Résultat: les émotions restent « brutes », physiques, sans étiquette mentale. Vous ressentez, mais vous ne pouvez ni les nommer ni les partager.

🧬 Ce qui se passe dans le cerveau

Le gyrus cingulaire antérieur (une petite zone entre le système limbique et le cortex) fait office de passerelle. Chez les personnes alexithymiques, cette passerelle fonctionne mal.

👉 L’émotion existe, mais elle n’atteint pas la conscience verbale. C’est comme si le signal passait… dans l’ombre.

🌱 Comment cela se construit?

Souvent dans l’enfance.

Un bébé ne naît pas avec un dictionnaire des émotions. Il apprend grâce à ses parents, qui mettent des mots sur ce qu’il ressent: « Tu as faim? », « Tu es triste? ».

Quand ce maquillage émotionnel est absent, insuffisant ou erroné, la « banque d’émotions » reste pauvre. L’enfant grandit avec des sensations, mais sans les mots.

👥 Deux expériences du monde, concrètement:

👉 Lors d’une dispute, une personne sans alexithymie dira: « Je suis en colère et blessé·e ». Une personne alexithymique ressentira une tension dans la poitrine, sans pouvoir la nommer. Elle dira plutôt " Il y a quelque chose qui va pas, je le sens".

👉 Face à une bonne nouvelle, l’une s’exclamera: « Je suis heureux·se! ». L’autre sentira son cœur battre vite, sans comprendre pourquoi.

👉 En soirée, l’une vivra une connexion naturelle avec les autres. L’autre ressentira une fatigue sociale, une difficulté à entrer en relation.

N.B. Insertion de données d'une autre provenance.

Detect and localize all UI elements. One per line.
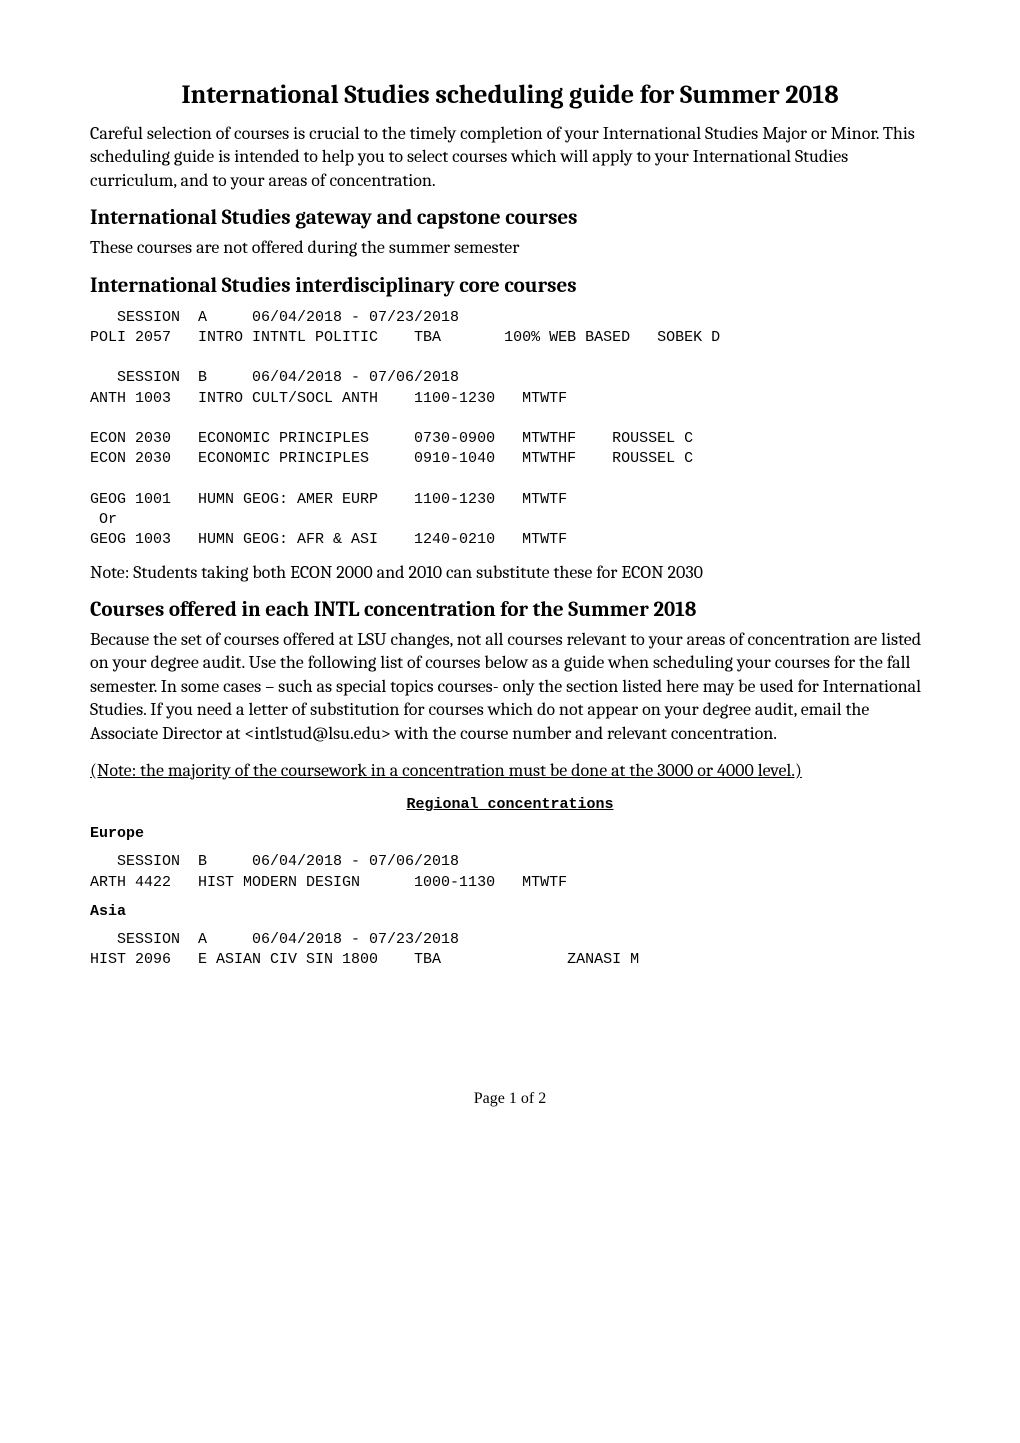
concentration-heading: Courses offered in each INTL concentrati… <box>90 598 930 622</box>
econ-substitution-note: Note: Students taking both ECON 2000 and… <box>90 561 930 584</box>
page-title: International Studies scheduling guide f… <box>90 80 930 110</box>
concentration-body: Because the set of courses offered at LS… <box>90 628 930 745</box>
gateway-note: These courses are not offered during the… <box>90 236 930 259</box>
regional-concentrations-heading: Regional concentrations <box>90 796 930 813</box>
core-heading: International Studies interdisciplinary … <box>90 274 930 298</box>
intro-paragraph: Careful selection of courses is crucial … <box>90 122 930 192</box>
gateway-heading: International Studies gateway and capsto… <box>90 206 930 230</box>
page-footer: Page 1 of 2 <box>90 1090 930 1108</box>
europe-label: Europe <box>90 825 930 842</box>
core-course-block: SESSION A 06/04/2018 - 07/23/2018 POLI 2… <box>90 308 930 551</box>
concentration-level-note: (Note: the majority of the coursework in… <box>90 759 930 782</box>
asia-course-block: SESSION A 06/04/2018 - 07/23/2018 HIST 2… <box>90 930 930 971</box>
asia-label: Asia <box>90 903 930 920</box>
europe-course-block: SESSION B 06/04/2018 - 07/06/2018 ARTH 4… <box>90 852 930 893</box>
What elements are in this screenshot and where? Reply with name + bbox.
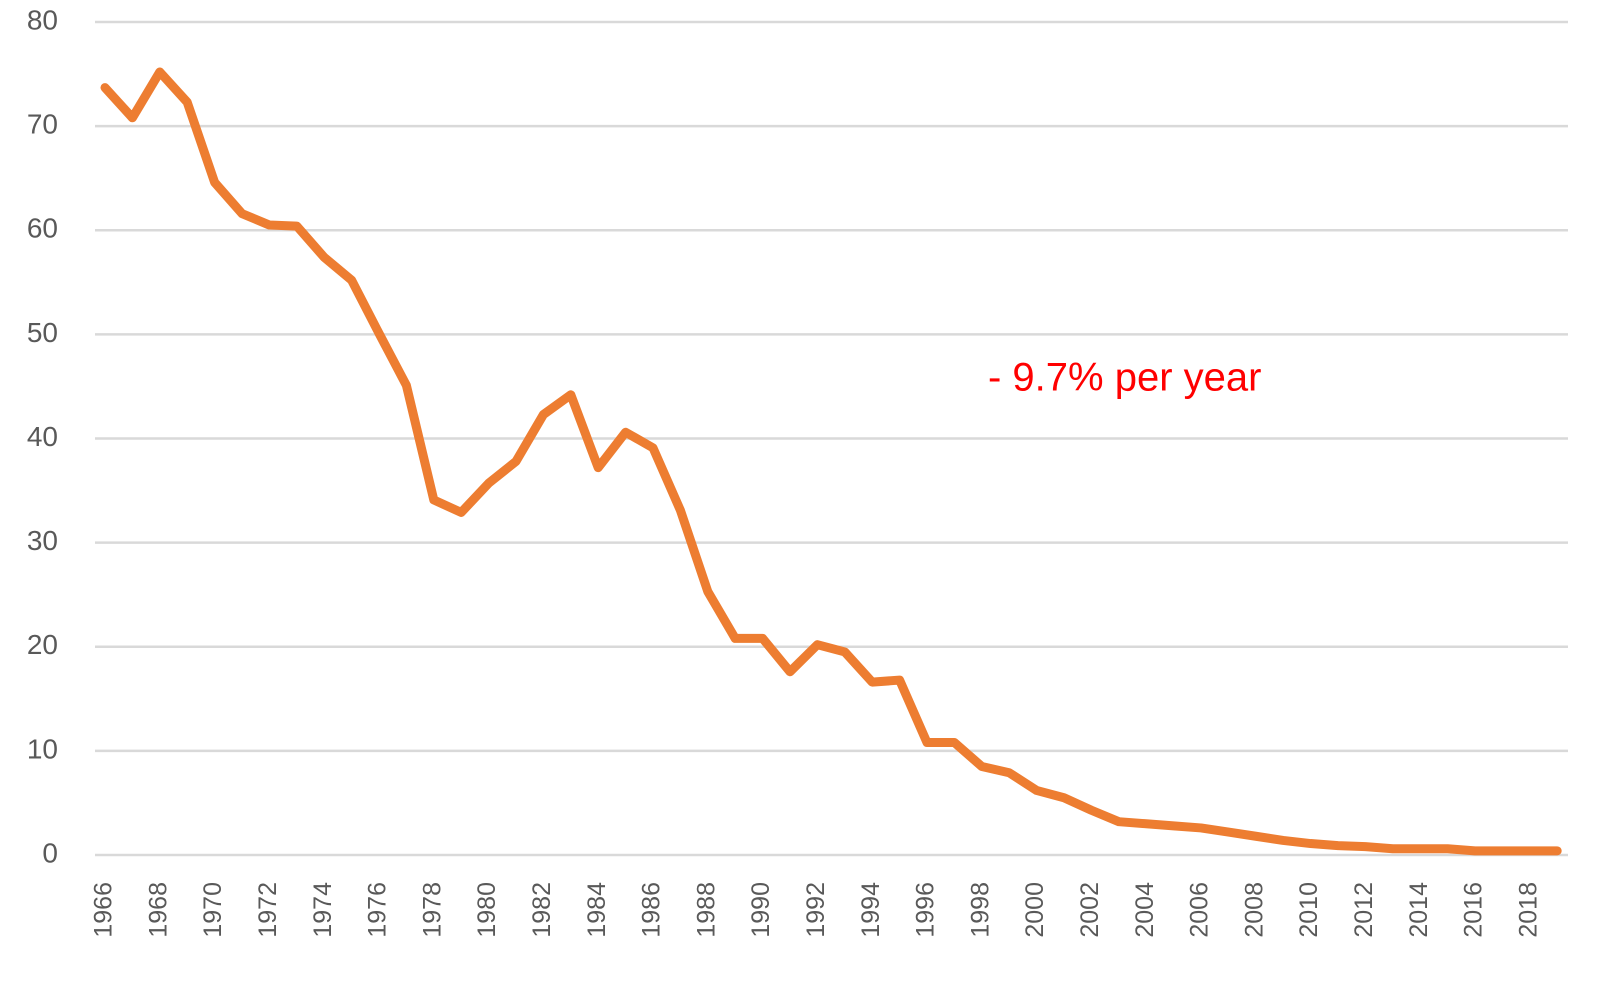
- x-tick-label: 2012: [1350, 882, 1378, 938]
- x-tick-label: 1986: [638, 882, 666, 938]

👉 Dans l’introspection, l’une aura accès à un vocabulaire émotionnel riche. L’autre aura une pensée concrète, peu d’imagination, peu de rêverie.

💡 Comment en sortir? (pistes actionnables)

✅ TCC adaptée – Apprendre à reconnaître les sensations corporelles, puis leur donner un nom. Exemple: « tension dans les épaules → stress / colère / peur? »

✅ Thérapies corporelles – Danse, yoga, théâtre d’improvisation. Le corps apprend un langage, puis la parole vient.

✅ Groupes de parole – Écouter les autres mettre des mots sur leurs ressentis crée un « dictionnaire vivant ».

✅ Neuro-nutrition – Oméga-3, magnésium, vitamines B6/B12 soutiennent la plasticité du cerveau et la connexion entre corps et conscience. ( voir avec son médecin)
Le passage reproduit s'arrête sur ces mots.